Volume was back down this week, pushing the combined capital city clearance rate up to a year-to-date high of 78.4 percent. A total of 1,858 homes were taken to auction, down from 2,153 a week ago. Last week’s final clearance rate was 74.5 percent, a little lower than preliminary reporting initially suggested.
The Stats
Sydney appears to have surged higher yet again with early reports showing a clearance rate of 83.9 percent, on volume of 715. Last week, 788 homes were brought to auction and the final numbers show that 78.5 percent of them cleared successfully.
Melbourne saw a moderate decline in the number of auctions held this week, down to 826 from 1,060 last week. As expected, the preliminary clearance rate was higher at 79.3 percent. Last week’s final result was 77.4 percent.
Adelaide also gave a strong preliminary showing with 80.7 percent of auctions successful. Supply was low, as only 73 homes were auctioned.
Perth looked exceptionally weak with a clearance rate of 16.7 percent. Likewise, in Tasmania, five of seven results have been reported, but none were successful.
The Graph
The Preliminary Numbers
Sydney | Melbourne | Brisbane | Adelaide | Perth | Tasmania | Canberra | |
Clearance Rate | 83.9% | 79.3% | 58.4% | 80.7% | 16.7% | 0.0% | 77.8% |
Auctions | 715 | 826 | 135 | 73 | 26 | 7 | 76 |
The Analysis
Supply over the coming weekend is expected to increase slightly, but not by enough to put a dent in the current uptrend of clearance rates. There are around 90 more auctions scheduled for Melbourne, but about 40 less scheduled for Sydney. Demand appears to be showing no signs of pulling up. Expect another strong upcoming weekend for our two largest capital cities.
As you can see in CoreLogic’s chart below, the combined capital city clearance rate in 2015 reached a peak of about 80 percent. If the current trend continues, we can expect to test this high within the next few weeks.

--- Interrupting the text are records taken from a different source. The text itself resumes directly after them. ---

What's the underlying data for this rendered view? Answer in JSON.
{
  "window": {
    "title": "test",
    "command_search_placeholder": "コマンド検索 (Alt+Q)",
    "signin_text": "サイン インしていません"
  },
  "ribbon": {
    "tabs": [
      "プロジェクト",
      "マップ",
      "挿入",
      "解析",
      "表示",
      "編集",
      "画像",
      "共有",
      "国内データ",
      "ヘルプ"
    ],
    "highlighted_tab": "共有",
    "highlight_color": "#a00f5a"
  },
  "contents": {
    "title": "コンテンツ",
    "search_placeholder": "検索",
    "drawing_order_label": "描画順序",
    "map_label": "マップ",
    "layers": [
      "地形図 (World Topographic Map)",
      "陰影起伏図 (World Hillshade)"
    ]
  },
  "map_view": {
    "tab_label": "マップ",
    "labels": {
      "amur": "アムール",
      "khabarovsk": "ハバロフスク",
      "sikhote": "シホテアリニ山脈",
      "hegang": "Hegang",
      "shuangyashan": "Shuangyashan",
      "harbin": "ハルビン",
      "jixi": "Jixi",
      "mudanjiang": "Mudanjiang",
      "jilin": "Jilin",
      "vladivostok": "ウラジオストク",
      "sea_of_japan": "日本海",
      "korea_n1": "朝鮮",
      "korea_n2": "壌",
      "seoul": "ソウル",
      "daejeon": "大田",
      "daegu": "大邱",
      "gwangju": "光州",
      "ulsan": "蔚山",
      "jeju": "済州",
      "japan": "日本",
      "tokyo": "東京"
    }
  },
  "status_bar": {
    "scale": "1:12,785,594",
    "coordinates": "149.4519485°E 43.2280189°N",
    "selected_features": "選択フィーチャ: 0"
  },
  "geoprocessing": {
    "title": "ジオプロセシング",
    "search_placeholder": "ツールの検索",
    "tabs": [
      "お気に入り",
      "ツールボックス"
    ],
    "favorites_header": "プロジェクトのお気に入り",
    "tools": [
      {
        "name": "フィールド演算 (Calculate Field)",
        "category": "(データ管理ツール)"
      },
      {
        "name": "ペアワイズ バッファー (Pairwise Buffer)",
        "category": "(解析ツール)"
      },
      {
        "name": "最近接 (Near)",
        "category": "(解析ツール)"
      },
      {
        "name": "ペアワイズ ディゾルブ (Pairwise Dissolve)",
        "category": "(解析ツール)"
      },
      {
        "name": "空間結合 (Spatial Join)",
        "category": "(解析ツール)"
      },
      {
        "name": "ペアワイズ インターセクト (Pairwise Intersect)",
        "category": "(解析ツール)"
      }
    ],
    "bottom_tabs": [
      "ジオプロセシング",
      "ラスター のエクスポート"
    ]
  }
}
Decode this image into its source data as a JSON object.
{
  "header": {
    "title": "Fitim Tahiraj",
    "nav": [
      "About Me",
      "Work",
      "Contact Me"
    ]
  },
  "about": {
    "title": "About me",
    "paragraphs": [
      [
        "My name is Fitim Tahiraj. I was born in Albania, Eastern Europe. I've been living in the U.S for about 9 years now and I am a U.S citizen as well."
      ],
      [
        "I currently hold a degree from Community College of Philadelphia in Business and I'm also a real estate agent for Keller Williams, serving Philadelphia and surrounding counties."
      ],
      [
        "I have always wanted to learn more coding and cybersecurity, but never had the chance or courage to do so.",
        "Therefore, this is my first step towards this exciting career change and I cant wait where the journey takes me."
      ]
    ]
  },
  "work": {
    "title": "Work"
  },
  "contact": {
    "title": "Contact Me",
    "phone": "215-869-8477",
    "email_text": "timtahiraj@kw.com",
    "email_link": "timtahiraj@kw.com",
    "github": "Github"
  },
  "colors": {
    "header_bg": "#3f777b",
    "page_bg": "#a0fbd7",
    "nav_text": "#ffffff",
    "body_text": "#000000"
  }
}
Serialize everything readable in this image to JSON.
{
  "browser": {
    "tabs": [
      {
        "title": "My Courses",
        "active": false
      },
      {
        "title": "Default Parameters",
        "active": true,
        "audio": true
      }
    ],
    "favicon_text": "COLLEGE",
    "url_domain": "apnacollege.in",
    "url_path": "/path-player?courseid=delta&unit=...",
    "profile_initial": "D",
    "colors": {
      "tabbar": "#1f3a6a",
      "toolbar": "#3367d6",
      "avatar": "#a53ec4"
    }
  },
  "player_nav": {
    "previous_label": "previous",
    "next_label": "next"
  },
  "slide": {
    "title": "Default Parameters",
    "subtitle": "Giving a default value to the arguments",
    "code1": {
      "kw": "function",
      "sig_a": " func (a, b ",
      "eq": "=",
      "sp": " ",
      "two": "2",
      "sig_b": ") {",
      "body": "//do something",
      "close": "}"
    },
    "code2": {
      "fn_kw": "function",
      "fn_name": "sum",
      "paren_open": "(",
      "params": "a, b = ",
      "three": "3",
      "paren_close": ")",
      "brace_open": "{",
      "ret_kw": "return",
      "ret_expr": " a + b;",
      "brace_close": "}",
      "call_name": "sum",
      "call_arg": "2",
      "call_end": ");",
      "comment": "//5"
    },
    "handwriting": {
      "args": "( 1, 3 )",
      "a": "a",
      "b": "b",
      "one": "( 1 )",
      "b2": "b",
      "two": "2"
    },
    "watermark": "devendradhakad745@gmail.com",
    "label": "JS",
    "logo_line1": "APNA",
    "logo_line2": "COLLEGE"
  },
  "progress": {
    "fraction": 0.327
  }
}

What It Means For Investors
Unfortunately for the RBA, the United States just posted a lacklustre jobs report, showing 30,000 fewer jobs added than economists had hoped. That all but rules out a Fed rate hike, which means the RBA will need to cut rates again if it intends to give a boost to our exporters by devaluing the Aussie dollar.
We all know what that means for the property market. APRA’s chairman recently said the regulator would not step in to tighten up lending requirements for investors. But don’t forget there are other ways to redirect credit away from housing, namely by adjusting the risk weighting of certain mortgages. I wrote about this last year in “3 Ways APRA Can Slow Down the Real Estate Market.”
This whole situation sort of reminds me of my young children. I’m still trying to teach them that they can’t have every single thing their way. The RBA wants to stimulate the economy, devalue our currency, stop home prices from rising, AND keep banks profitable. The problem is banks can’t remain profitable unless housing debt keeps growing. If housing debt keeps growing, property values will likely keep rising.
When the RBA finally realises they can’t have it all, which of their wants do you think will be sacrificed?
UPDATE: The RBA left the cash rate on hold today, as expected, at 1.5 percent. This was Glenn Stevens’ final board meeting as Governor. Deputy Governor Philip Lowe will take over on September 18.